De fortes répliques –entre 6.3 et 7.3 de magnitude- commencent d’être enregistrées. Il y en aura en tout une cinquantaine et elles ne cesseront qu’après le 12 mai. A Paris, la France propose immédiatement son aide au gouvernement népalais.

Les installations de la petite ambassade de France à Katmandou sont très endommagées : l’enceinte s’est effondrée et les murs de la chancellerie sont fissurés. Le dimanche matin, Julien Manuel et d’autres Français rescapés sont accueillis à l’École française de Katmandou. Comme les répliques sont encore nombreuses et qu’on ne connaît pas l’état exact du bâtiment, ils dorment dehors sous des grandes tentes.

Autour des abris de toile, la vie s’organise. « Des étudiants membres d’une fanfare associative improvisaient chaque jour des petits concerts.  » se remémore le voyageur.
« Nous étions approvisionnés en eau potable et en rations militaires que je trouvais très correctes » poursuit-il « Je les ai même prises en photo  ».

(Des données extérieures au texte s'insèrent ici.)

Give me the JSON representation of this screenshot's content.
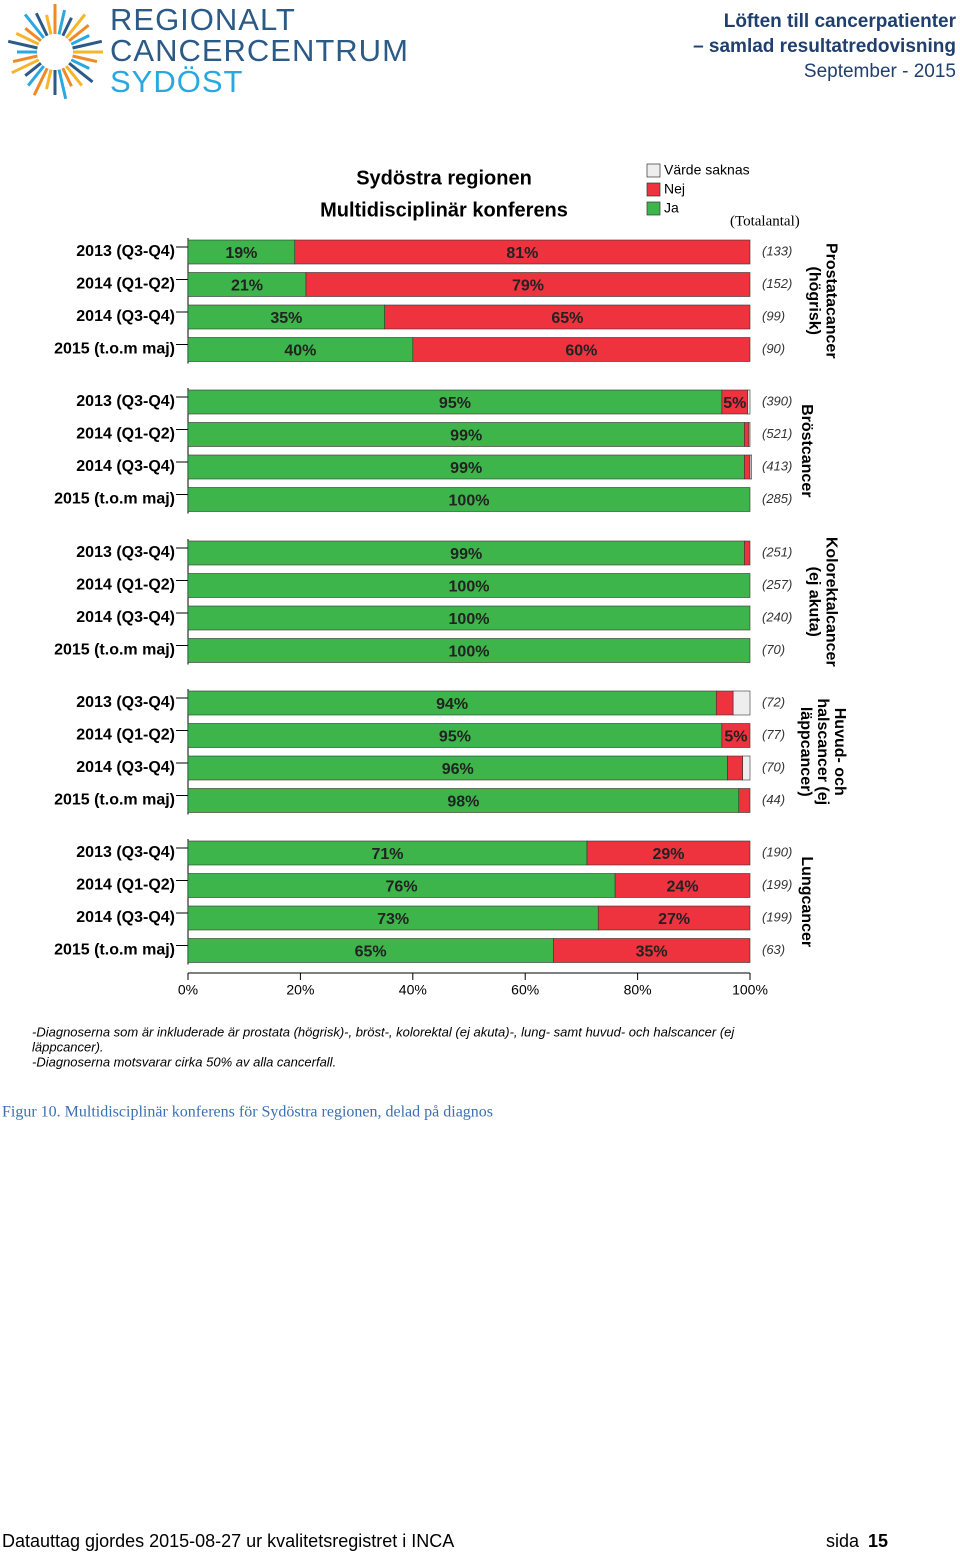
{
  "header": {
    "logo_lines": [
      "REGIONALT",
      "CANCERCENTRUM",
      "SYDÖST"
    ],
    "title_lines": [
      "Löften till cancerpatienter",
      "– samlad resultatredovisning",
      "September - 2015"
    ]
  },
  "chart_data": {
    "type": "bar",
    "orientation": "horizontal",
    "stacked": true,
    "title": [
      "Sydöstra regionen",
      "Multidisciplinär konferens"
    ],
    "totals_heading": "(Totalantal)",
    "categories": [
      "2013 (Q3-Q4)",
      "2014 (Q1-Q2)",
      "2014 (Q3-Q4)",
      "2015 (t.o.m maj)"
    ],
    "series": [
      {
        "name": "Ja",
        "color": "#3db54b"
      },
      {
        "name": "Nej",
        "color": "#ee333f"
      },
      {
        "name": "Värde saknas",
        "color": "#eeeeee"
      }
    ],
    "xlim": [
      0,
      100
    ],
    "xticks": [
      {
        "value": 0,
        "label": "0%"
      },
      {
        "value": 20,
        "label": "20%"
      },
      {
        "value": 40,
        "label": "40%"
      },
      {
        "value": 60,
        "label": "60%"
      },
      {
        "value": 80,
        "label": "80%"
      },
      {
        "value": 100,
        "label": "100%"
      }
    ],
    "groups": [
      {
        "name": [
          "Prostatacancer",
          "(högrisk)"
        ],
        "totals": [
          "(133)",
          "(152)",
          "(99)",
          "(90)"
        ],
        "values": [
          [
            19,
            21,
            35,
            40
          ],
          [
            81,
            79,
            65,
            60
          ],
          [
            0,
            0,
            0,
            0
          ]
        ],
        "value_labels": [
          [
            "19%",
            "21%",
            "35%",
            "40%"
          ],
          [
            "81%",
            "79%",
            "65%",
            "60%"
          ],
          [
            null,
            null,
            null,
            null
          ]
        ]
      },
      {
        "name": [
          "Bröstcancer"
        ],
        "totals": [
          "(390)",
          "(521)",
          "(413)",
          "(285)"
        ],
        "values": [
          [
            95,
            99,
            99,
            100
          ],
          [
            4.6,
            0.8,
            1,
            0
          ],
          [
            0.4,
            0.2,
            0.3,
            0
          ]
        ],
        "value_labels": [
          [
            "95%",
            "99%",
            "99%",
            "100%"
          ],
          [
            "5%",
            null,
            null,
            null
          ],
          [
            null,
            null,
            null,
            null
          ]
        ]
      },
      {
        "name": [
          "Kolorektalcancer",
          "(ej akuta)"
        ],
        "totals": [
          "(251)",
          "(257)",
          "(240)",
          "(70)"
        ],
        "values": [
          [
            99,
            100,
            100,
            100
          ],
          [
            1,
            0,
            0,
            0
          ],
          [
            0,
            0,
            0,
            0
          ]
        ],
        "value_labels": [
          [
            "99%",
            "100%",
            "100%",
            "100%"
          ],
          [
            null,
            null,
            null,
            null
          ],
          [
            null,
            null,
            null,
            null
          ]
        ]
      },
      {
        "name": [
          "Huvud- och",
          "halscancer (ej",
          "läppcancer)"
        ],
        "totals": [
          "(72)",
          "(77)",
          "(70)",
          "(44)"
        ],
        "values": [
          [
            94,
            95,
            96,
            98
          ],
          [
            3,
            5,
            2.7,
            2
          ],
          [
            3,
            0,
            1.3,
            0
          ]
        ],
        "value_labels": [
          [
            "94%",
            "95%",
            "96%",
            "98%"
          ],
          [
            null,
            "5%",
            null,
            null
          ],
          [
            null,
            null,
            null,
            null
          ]
        ]
      },
      {
        "name": [
          "Lungcancer"
        ],
        "totals": [
          "(190)",
          "(199)",
          "(199)",
          "(63)"
        ],
        "values": [
          [
            71,
            76,
            73,
            65
          ],
          [
            29,
            24,
            27,
            35
          ],
          [
            0,
            0,
            0,
            0
          ]
        ],
        "value_labels": [
          [
            "71%",
            "76%",
            "73%",
            "65%"
          ],
          [
            "29%",
            "24%",
            "27%",
            "35%"
          ],
          [
            null,
            null,
            null,
            null
          ]
        ]
      }
    ]
  },
  "notes": [
    "-Diagnoserna som är inkluderade är prostata (högrisk)-, bröst-, kolorektal (ej akuta)-, lung- samt huvud- och halscancer  (ej",
    "läppcancer).",
    "-Diagnoserna motsvarar cirka 50% av alla cancerfall."
  ],
  "caption": "Figur 10. Multidisciplinär konferens för Sydöstra regionen, delad på diagnos",
  "footer": {
    "text": "Datauttag gjordes 2015-08-27 ur kvalitetsregistret i INCA",
    "page_word": "sida",
    "page_number": "15"
  }
}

Car, avec le hot spot bricolé avec le wifi de l’école, ils peuvent se connecter, obtenir des nouvelles, en donner, publier sur les réseaux sociaux... Julien Manuel a pu récupérer son passeport et son argent grâce au courage et à l’honnêteté des employés de l’agence de trek : « Ils sont allés les chercher dans le coffre de l’agence alors que tout pouvait s’effondrer d’un instant à l’autre. ».

Avec le soutien du CDCS, les cinq agents de l’ambassade font tout leur possible pour dénombrer, retrouver et assister les quelques 3 000 Français présents au Népal. Ils sont renforcés en urgence par des agents venus de New Delhi puis par près de 150 personnels de la sécurité civile et acteurs humanitaires. Car, outre ceux qui étaient dans la capitale, des centaines d’’alpinistes ou de trekkeurs français se trouvent bloqués sur les pentes de l’Himalaya et il faut les localiser puis organiser leur récupération.

Les équipes mènent un travail minutieux auprès des familles, des autorités locales, des professionnels du tourisme et des guides, en coordination avec la cellule de réponse téléphonique du Quai d’Orsay. Elle traite alors plus de 18 700 appels. Ensuite, l’objectif est d’organiser le retour vers la France. C’est l’engorgement pour atterrir au Népal et cela freine considérablement les opérations de secours. Paris parvient à envoyer trois avions chargés de matériel médical et d’aide humanitaire. C’est à bord de l’un d’eux, « un Airbus A350 flambant-neuf  » que Julien Manuel et 200 compatriotes sont rapatriés le jeudi 30 avril. D’autres le sont sur des vols commerciaux ou par les voyagistes avec qui ils avaient contracté leur voyage.